„In dieser Geschichte geht es um ein Anti-Bild der Liebe”, hat die österreichische Filmemacherin Jessica Hausner über ihren neuen, als “romantische Komödie” annoncierten, Film “Amour fou” in einem Interview mit Kurier.at gesagt. Dass es in der historisch verbürgten Beziehung zwischen dem Schriftsteller Heinrich von Kleist und der verheirateten Henriette Vogel tatsächlich um Liebe gegangen sein könnte, sei zwar möglich, so die Regisseurin; Hausners Blick auf das ungleiche Verhältnis und ihre Interpretation der daraus resultierenden doppelten Selbsttötung demontieren jedoch gründlich den Mythos des romantischen, sich im gemeinsamen Tod verwirklichenden Liebesideals. Vielmehr geht es in ihrem mit höchster Sorgfalt und Präzision komponierten Film um die austauschbaren Projektionen von Liebessehnsüchten, den Zufall der Wahl und die grundlegende Einsamkeit des Menschen im Angesicht des Todes.

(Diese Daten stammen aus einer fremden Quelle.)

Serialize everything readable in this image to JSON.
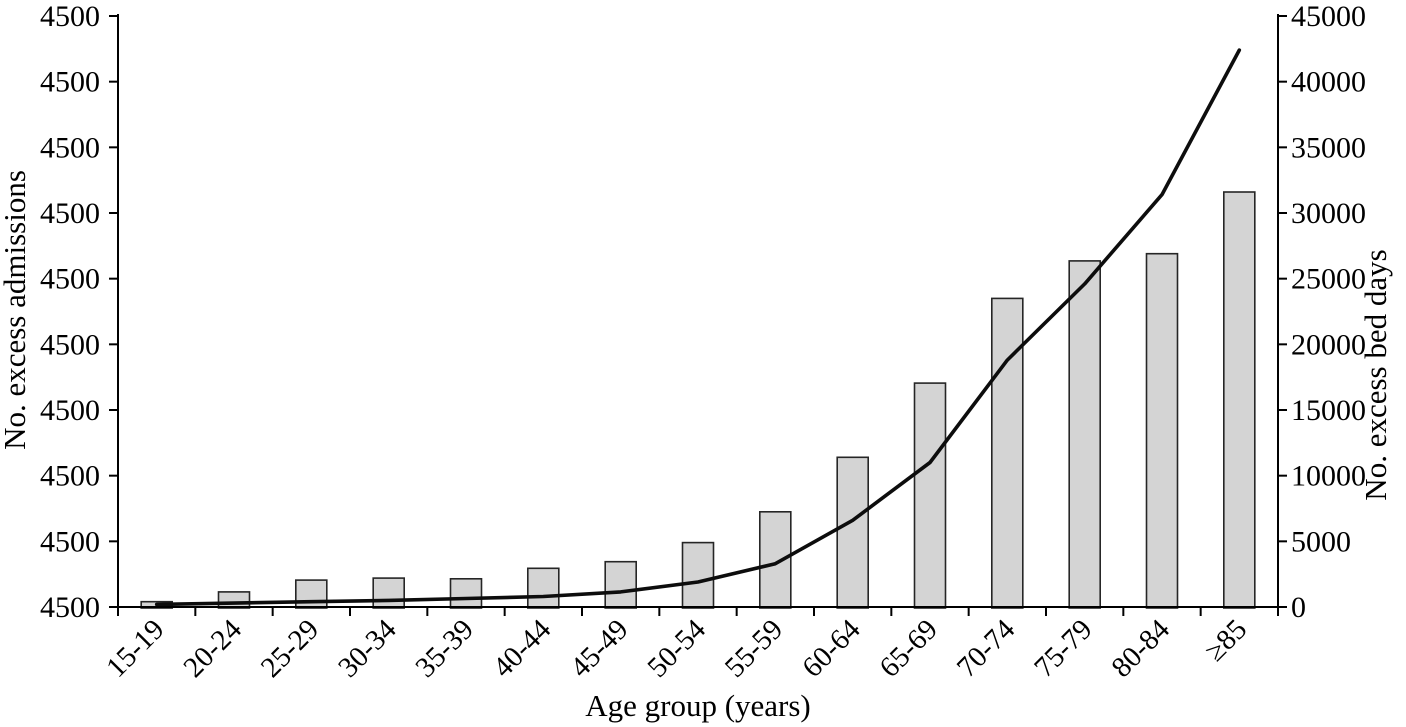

Bezogen auf den Titel, ist in „Amour fou“ folgerichtig nicht das Begehren der Liebenden „rasend“ oder „verrückt“, sondern das Wesen der Liebe selbst hat einen „Knacks“. Gleich zu Beginn, nach Mozarts Lied über Goethes masochistisches Liebesgedicht „Das Veilchen“, identifiziert sich Henriette (Birte Schnöink) einfühlend mit Kleists „Marquis von O….“, wenn sie über deren Verhältnis zu ihrem Vergewaltiger bemerkt: „Man sagt, man fühlt das eine und möchte doch das andere.“ Dieses paradoxe Wechselspiel zwischen Sehnsucht und Gefühl setzt sich fort im Dualismus von Körper und Seele, der sich in Henriettes (seelischer) Krankheit manifestiert, von der es einmal heißt, sie sei eine „Einbildung, die so wirklich ist wie die Wirklichkeit“. Diese Wirklichkeit ist zu Beginn des 19. Jahrhunderts zwar schon infiziert vom freiheitlichen Geist der französischen Revolution, doch die starren Konventionen und standardisierten Rituale bestimmen noch sehr deutlich die preußische Gesellschaft. Entsprechend statisch ist Hausners ausgefeilte Inszenierung, in die das förmlich- steife Spielen und Sprechen der durchweg hervorragenden Schauspieler eingepasst ist, die sich wie „Puppen in einem Marionettentheater“ bewegen.
Gerade gegen dieses engstirnige, allzu abgezirkelte Dasein rebelliert der an sich und am Leben leidende Dichter Heinrich von Kleist (Christian Friedel). Als überempfindlicher Außenseiter und pathetischer „Zaungast im Leben“ trägt er seinen Weltschmerz und seine Todessehnsucht offen, ja geradezu offensiv vor sich her. Seine freimütig und mit aufrichtigem Ernst vorgetragene Suche nach einer seelenverwandten Partnerin fürs Sterben beinhaltet deshalb nicht nur Züge männlicher Hybris und egoistischer Überspanntheit, sondern wirkt mitunter unfreiwillig komisch, wenn nicht gar lächerlich. Sein absurdes, sehr wankelmütiges Projekt, das in einem merkwürdig künstlichen, irgendwie willkürlichen Arrangement gipfelt, zeigt sehr deutlich, dass auch der unglückliche Dichter mit der „wunden Seele“ nicht immer ganz genau weiß, was er will und deshalb seine Sehnsuchtsprojektionen zwischen Wunsch und Wirklichkeit immer wieder neue justieren muss. Denn in Jessica Hausners Film ist Henriette Vogel gegenüber Kleists Kusine Marie (Sandra Hüller) gewissermaßen nur „zweite Wahl“. Seine Eifersucht, künstlerische Erfolglosigkeit und ein männlich-dominanter Zerstörungswille lassen diesen nach Unsterblichkeit lechzenden Todessüchtigen nicht gerade sympathisch erscheinen.
Man könnte sagen, Jessica Hausner ironisiert mit ihrem formvollendeten, erlesen schönen Film die Momente deutlich herausgestellter tragischer Ironie, um die sinnlose „Romantik“ des Geschehens darzustellen und zugleich die Tragik des Geschehens zu dekonstruieren. Im spannungsvoll wechselwirkenden Kontrast dazu stehen ihr distanzierter, teils unterkühlter Blick, die elaborierte Sprache der Dialoge und die historisch genaue Ausstattung. Die Distanz wird dadurch ebenso genährt wie aufgehoben: Die Figuren agieren wie vor einem in freundliche Farben getauchten Gemälde, das sie einerseits modelliert, andererseits verschluckt.